In reviewing the housing situation in my talk to the people on January 3, 1946, I said: “Of the three major components which make up our standard of living - food, clothing, and housing - housing presents our most difficult problem.” I cited to the Congress our need for about 5 million additional homes at once, although the greatest number of homes that had ever been built in one year before the war was less than 1 million. It was clear, I told the Congress, that this was an emergency problem that demanded an emergency method of solution. And five weeks later, I presented to the Congress a veterans’ emergency housing program, with the request that legislation be promptly enacted for carrying out the program.
Meanwhile, the shortage had become acute, particularly where veterans and their families were concerned. Thousands were finding it impossible to obtain adequate housing, in spite of our best efforts to facilitate new construction. Feeling that every effort at relief was worthwhile, I discussed the matter with representatives of the Protestant, Catholic, and Jewish faiths and suggested a nationwide “Share the Housing” drive to be conducted through the churches of the land.
Finally, on May 22, the emergency housing bill to provide for the construction of 2.7 million homes for veterans within two years became law. The original proposal submitted by Representative Wright Patman had undergone considerable abuse in both Houses of the Congress before reaching my desk in amended form, but it was nevertheless the first effective legislation designed specifically to cope with the housing shortage. The heart of the program was the appropriation of $400 million for subsidies to spur production of bottleneck materials. The act also increased by $1 million the government’s authority to insure home loans through private capital, thus protecting lenders against risks incurred by selling homes on small down payments.
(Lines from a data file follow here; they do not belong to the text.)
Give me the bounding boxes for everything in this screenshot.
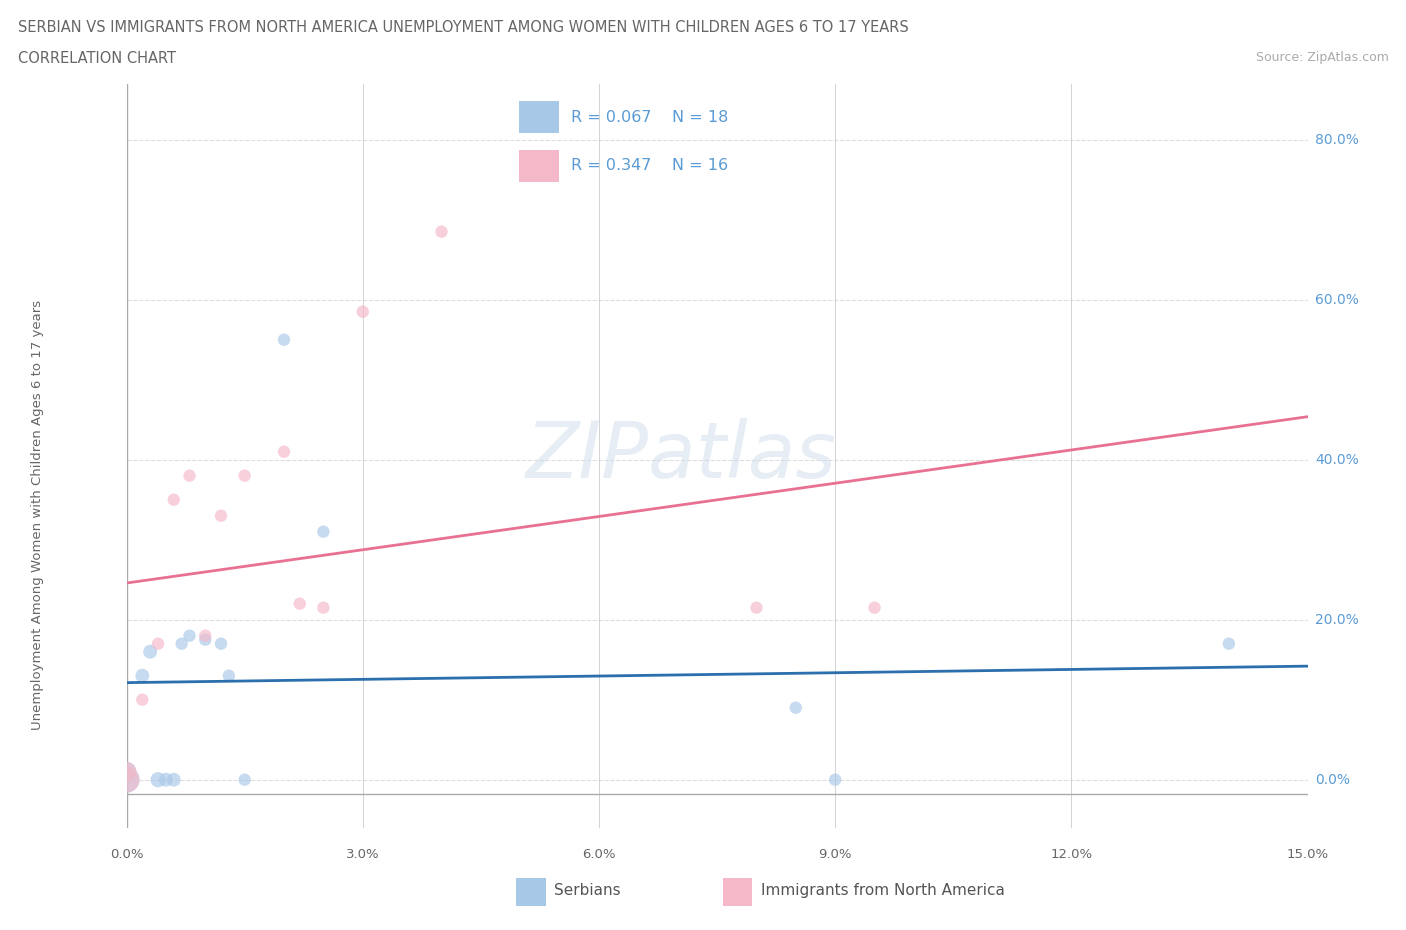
- Text: 15.0%: 15.0%: [1286, 848, 1329, 860]
- Point: [115, 772, 138, 787]
- Text: 40.0%: 40.0%: [1316, 453, 1360, 467]
- Point: [115, 772, 138, 787]
- Text: 9.0%: 9.0%: [818, 848, 852, 860]
- Text: 3.0%: 3.0%: [346, 848, 380, 860]
- Point: [209, 509, 232, 524]
- Point: [1218, 636, 1240, 651]
- Text: 12.0%: 12.0%: [1050, 848, 1092, 860]
- Point: [785, 700, 807, 715]
- Point: [146, 636, 169, 651]
- Text: Source: ZipAtlas.com: Source: ZipAtlas.com: [1256, 51, 1389, 64]
- Point: [863, 600, 886, 615]
- Text: ZIPatlas: ZIPatlas: [526, 418, 837, 494]
- Point: [430, 224, 453, 239]
- Text: 0.0%: 0.0%: [110, 848, 143, 860]
- Point: [209, 636, 232, 651]
- Point: [139, 644, 162, 659]
- Point: [163, 772, 186, 787]
- Point: [352, 304, 374, 319]
- Point: [194, 629, 217, 644]
- Point: [218, 669, 240, 684]
- Point: [312, 600, 335, 615]
- Text: CORRELATION CHART: CORRELATION CHART: [18, 51, 176, 66]
- Text: Immigrants from North America: Immigrants from North America: [761, 883, 1005, 898]
- Text: SERBIAN VS IMMIGRANTS FROM NORTH AMERICA UNEMPLOYMENT AMONG WOMEN WITH CHILDREN : SERBIAN VS IMMIGRANTS FROM NORTH AMERICA…: [18, 20, 910, 35]
- Text: Serbians: Serbians: [554, 883, 620, 898]
- Text: 80.0%: 80.0%: [1316, 133, 1360, 147]
- Point: [179, 469, 201, 484]
- Point: [745, 600, 768, 615]
- Point: [312, 525, 335, 539]
- Point: [233, 469, 256, 484]
- Text: R = 0.347    N = 16: R = 0.347 N = 16: [571, 158, 728, 173]
- Text: 6.0%: 6.0%: [582, 848, 616, 860]
- Point: [155, 772, 177, 787]
- Point: [131, 692, 153, 707]
- Text: 0.0%: 0.0%: [1316, 773, 1350, 787]
- Point: [824, 772, 846, 787]
- Point: [146, 772, 169, 787]
- Bar: [519, 101, 558, 133]
- Point: [115, 764, 138, 779]
- Point: [233, 772, 256, 787]
- Point: [273, 445, 295, 459]
- Text: Unemployment Among Women with Children Ages 6 to 17 years: Unemployment Among Women with Children A…: [31, 300, 45, 730]
- Bar: [516, 878, 546, 906]
- Text: 60.0%: 60.0%: [1316, 293, 1360, 307]
- Text: R = 0.067    N = 18: R = 0.067 N = 18: [571, 111, 728, 126]
- Text: 20.0%: 20.0%: [1316, 613, 1360, 627]
- Point: [179, 629, 201, 644]
- Point: [170, 636, 193, 651]
- Bar: [723, 878, 752, 906]
- Point: [288, 596, 311, 611]
- Point: [163, 492, 186, 507]
- Point: [115, 764, 138, 779]
- Point: [131, 669, 153, 684]
- Point: [273, 332, 295, 347]
- Point: [194, 632, 217, 647]
- Bar: [519, 151, 558, 182]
This was only emergency legislation, and its provisions were not designed to take care of the long-range residential building needs. A permanent law which would implement the construction of 15 million homes over a ten-year period was being worked on by the Congress. This was the Wagner-Ellender-Taft bill providing government loans to small-income builders, slum clearance, and other general inducements to low-cost housing construction. I urged Representative Brent Spence, chairman of the House Committee on Banking and Currency, to take quick action to help solve the problem, but despite my warning and Spence’s tireless efforts, the months dragged by with no decisive action from the Congress. By October, the nation was confronted with an emergency unique in its history.
The minimum goal set by Housing Expediter Wyatt for new construction in 1946 had been 1.2 million homes - mostly for veterans. In October, he reported 708,000 started, and 350,000 completed. Wyatt had performed prodigiously in accomplishing this, but there were many handicaps with which he had to reckon.
The chief deterrent to faster construction was the failure of the Congress to provide the enabling legislation. It had pared $200 million for subsidies from the emergency housing act before approving it in May. It had failed to give prompt enactment to the Wagner-Ellender-Taft bill to provide low-cost housing. It had refused to approve price ceilings on existing housing and had allowed the OPA to expire. Other almost insurmountable handicaps cropped up in the form of material shortages, work stoppages, and the persistent lobbying in Washington by groups from the real estate, lumber, contracting, and other special interests.
It became necessary for me to issue a proclamation on October 25 declaring a state of emergency because of the housing shortage and authorizing free importation of lumber into the country.